Naturally, it is hard at times to keep one's self from reacting somehow when hearing things one might find controversial, difficult to accept, comical, and so forth. I am still reminded of an episode back in grade school when the teacher was scolding the class as a collective and I had this unctrollable urge to laugh outloud. If I knew back then was anyerisms were, I would have thought I was about to give myself one. But still, I knew I had to do all in my power to hide the laughter and appear serious if only to avoid unpleasant consequences. Consequences, I could understand. Maybe Rep. Joe Wilson didn't have a strict education growing up. Or maybe he skipped dinner and as a result his blood sugar was out of whack. Maybe. Be that as it may, when the representative of the highest office in the land speaks, it sort of makes general sense that you listen even though the content might not necessarily align with your own views.
Ouch, very ouch.
Enter episode two from Saturday night when Serena Williams was playing against Kim Clijsters at the US Open semifinals.

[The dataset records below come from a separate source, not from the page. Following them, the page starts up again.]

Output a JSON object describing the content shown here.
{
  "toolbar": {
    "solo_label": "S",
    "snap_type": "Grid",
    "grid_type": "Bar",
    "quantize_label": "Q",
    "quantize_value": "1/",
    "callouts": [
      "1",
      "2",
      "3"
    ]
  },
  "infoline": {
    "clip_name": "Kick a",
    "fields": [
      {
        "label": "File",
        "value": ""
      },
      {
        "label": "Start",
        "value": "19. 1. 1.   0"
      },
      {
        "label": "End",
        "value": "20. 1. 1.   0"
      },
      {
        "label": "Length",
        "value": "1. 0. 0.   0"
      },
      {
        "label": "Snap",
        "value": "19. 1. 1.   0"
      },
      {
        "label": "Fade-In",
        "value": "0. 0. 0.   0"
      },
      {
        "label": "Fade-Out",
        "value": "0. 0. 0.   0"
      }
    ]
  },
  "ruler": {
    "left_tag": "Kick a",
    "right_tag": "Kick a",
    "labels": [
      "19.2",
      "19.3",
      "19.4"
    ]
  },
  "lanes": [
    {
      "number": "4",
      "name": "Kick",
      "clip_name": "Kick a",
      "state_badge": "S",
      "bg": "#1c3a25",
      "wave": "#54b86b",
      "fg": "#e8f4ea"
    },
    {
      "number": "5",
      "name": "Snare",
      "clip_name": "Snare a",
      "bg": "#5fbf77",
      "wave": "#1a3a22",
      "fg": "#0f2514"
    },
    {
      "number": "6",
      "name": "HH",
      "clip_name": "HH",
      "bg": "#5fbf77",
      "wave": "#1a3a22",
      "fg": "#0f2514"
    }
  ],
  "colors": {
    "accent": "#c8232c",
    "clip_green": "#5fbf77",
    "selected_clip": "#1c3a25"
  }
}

On match point, Serena Williams was penalized a point for unsportsmanlike conduct. Protesting the line judge's call, she went over, shouting and cursing, pointing at the judge all the while thrusting the ball toward her.
Some of what Serena said was: "If I could, I would take this ... ball and shove it down your ... throat." Hmm.
Now, Serena was obviously under a lot of pressure and the call was not correct. It happens. Unfair treatment happens but it's probably not a good idea to get into a battle. And again, there are cameras out there, folks.
However, I do have to say something here about gender.
Back in the day when John McEnroe used to throw tantrums, most people would be understanding and John would usually get a 'oh, he's a boy being a boy.' Still, Serena was fined $10.000 among other things so she is facing the consequences of her behavior.
Episode Three: The Video Music Awards
I did not watch the Video Music Awards last night mostly because I privileged the season finale of Hung over on HBO and also because the majority of musicians who are featured on the VMA's don't play an active role in my playlists, ergo, there wouldn't have been much of novelty and therefore interest for me to consider it. The only act I was interested in seeing was Muse and that, thanks to YouTube, I got to experience this morning.
When I woke up this morning I noticed that Mika Brzezinski of MSNBC's Morning Joe was talking about Kanye West stealing the thunder from Taylor Swift and radically embarrassing himself on the VMA's. You may consider this particular incident as yet another sabbatical from decorum here. Very ouch.
People say that Kanye is a genius and therefore all the temper tantrums are somehow forgivable. No, not quite. Another petpeeve of mine is how easily we throw the word 'genius' around. I don't know why Kanye is a genius. I don't know if we should believe such a title because, well, he tells us so. Be that as it may, genius should not preclude the need for manners and decorum for without them how can we maintain order and civility? In all candor, I have found myself in public spaces where they play "Stronger" or "Jesus Walks." My first impulse reaction is to say, "Oh, please, play something else. Please!!" But I don't say so outloud because, obviously, a lot of people like Kanye's music. Respect needs to be conferred irrespective of who gets it. I'd rather hip and hop to T.I., but de gustibus non est discutandum.
In sum, maybe a bit of anger management and a visitation of the lessons learned in kindergarten, would do these folks some good.